What do we Gain with the Digital Twin Technology?
The special digital models, which we call “digital twin”, can be seen as one of the advantages offered by the developments in technology. Under normal conditions, problem detection, studies for productivity enhancement, and decision-making mechanisms were based on real machines, tools, and human data found in the physical environment. While even collecting detailed data on these issues was limited in most of the enterprises, setting the “smart decision-making” process and building data-based methods could mislead enterprises in certain points. Because, unlike an analysis environment where the entire ecosystem can be viewed, the studies were made by using data focused on certain points. The advantage that comes with the digital twin is that the environment and the machine (or even the entire plant) can be moved to a digital environment and data can also be generated in the physical environment and work on different scenarios. Delivering unlimited optimum solutions especially by adding the variable data (weather conditions, exchange rates etc.) to the model and placing these to the top of processes such as production, sales, and planning, creates a high return rate for the enterprises. It is stated that about 500 thousand digital twins are followed in the GE factory in Turkey. In their 2017 predictions, consulting company Gartner, stated that within three to five years, billions of objects will also have a digital twin.
What is Required for Digital Twin Use?
As mentioned in “Product Life Cycle Management” book of Michael Grieves, who is among the first users of the concept of “digital twin” that has been in use since 2001, there are actually three basic factors for building a digital twin model.
The first once for sure, is the device/tool/machine or factory -if we think big- to be twinned in digital environment. Secondly, it is necessary to obtain data that will enable it to move to digital environment. If we want to move the physical environment to digital platform, some points should be put into Mathematics and some data should be translated into computer language of 1’s and 0’s. At this point, sensors lend a hand. The data from the sensors are combined with pre-generated data or with the data already been transferred to digital environment due to integration with several systems, and they get ready for digital modeling.
In order to be able to build the digital twin model, the last step is creating a twin in the digital environment. At this stage, rising methods in computer science such as simulation, prediction, and artificial intelligence come into play. While the digital twin, which is constantly in communication with the physical twin, processes the data and produces results in different scenarios, does not miss any real data that can come from the physical environment, and if necessary, updates its own work based on the new real information.

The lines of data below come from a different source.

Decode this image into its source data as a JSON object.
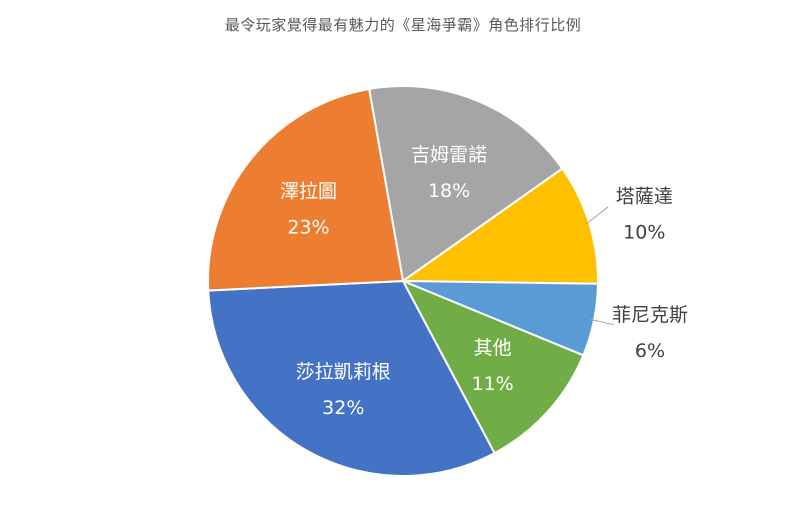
{
  "chart_data": {
    "type": "pie",
    "title": "最令玩家覺得最有魅力的《星海爭霸》角色排行比例",
    "start_angle_deg": -10,
    "slices": [
      {
        "label": "吉姆雷諾",
        "percent_label": "18%",
        "value": 18,
        "color": "#A5A5A5",
        "label_color": "#ffffff",
        "label_position": "inside"
      },
      {
        "label": "塔薩達",
        "percent_label": "10%",
        "value": 10,
        "color": "#FFC000",
        "label_color": "#404040",
        "label_position": "outside"
      },
      {
        "label": "菲尼克斯",
        "percent_label": "6%",
        "value": 6,
        "color": "#5B9BD5",
        "label_color": "#404040",
        "label_position": "outside"
      },
      {
        "label": "其他",
        "percent_label": "11%",
        "value": 11,
        "color": "#70AD47",
        "label_color": "#ffffff",
        "label_position": "inside"
      },
      {
        "label": "莎拉凱莉根",
        "percent_label": "32%",
        "value": 32,
        "color": "#4472C4",
        "label_color": "#ffffff",
        "label_position": "inside"
      },
      {
        "label": "澤拉圖",
        "percent_label": "23%",
        "value": 23,
        "color": "#ED7D31",
        "label_color": "#ffffff",
        "label_position": "inside"
      }
    ]
  }
}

Although digital twin modeling provides many benefits in important points such as pre-detection of problems, efficiency improvement, and production planning in the most profitable way, if it is only a perfunctory project, it becomes a profitless investment.
Some Errancies of Enterprises Before or During Implementation:
Assuming the implementation is manageable with existing human resources:
For sure, the companies that can acquire knowledgeable staff who can recognize, implement, and manage these new technologies are ahead of the game. If the company does not have employees with this qualification, first, they may prefer to overcome the problem with education; but at some point consultants can be outsourced or new resources can be procured for the team.
Limiting the application to operational contribution:
Although companies, which approach to digital twin concept with this perspective, have a negative effect in practice, as they cannot make use of full potential, they consent to less than they can get. The product/service development processes should be handled through different scenarios on the digital twin, and result of digital twin implementations of different systems should be sent.
Collected data for implementation does not cover the entire loop:
This can be challenging in some projects, which are generally unplanned or limited due to lack of investment. At this point, if the entire loop is not followed in the digital environment, using the values in real world and obtaining correct results becomes more difficult.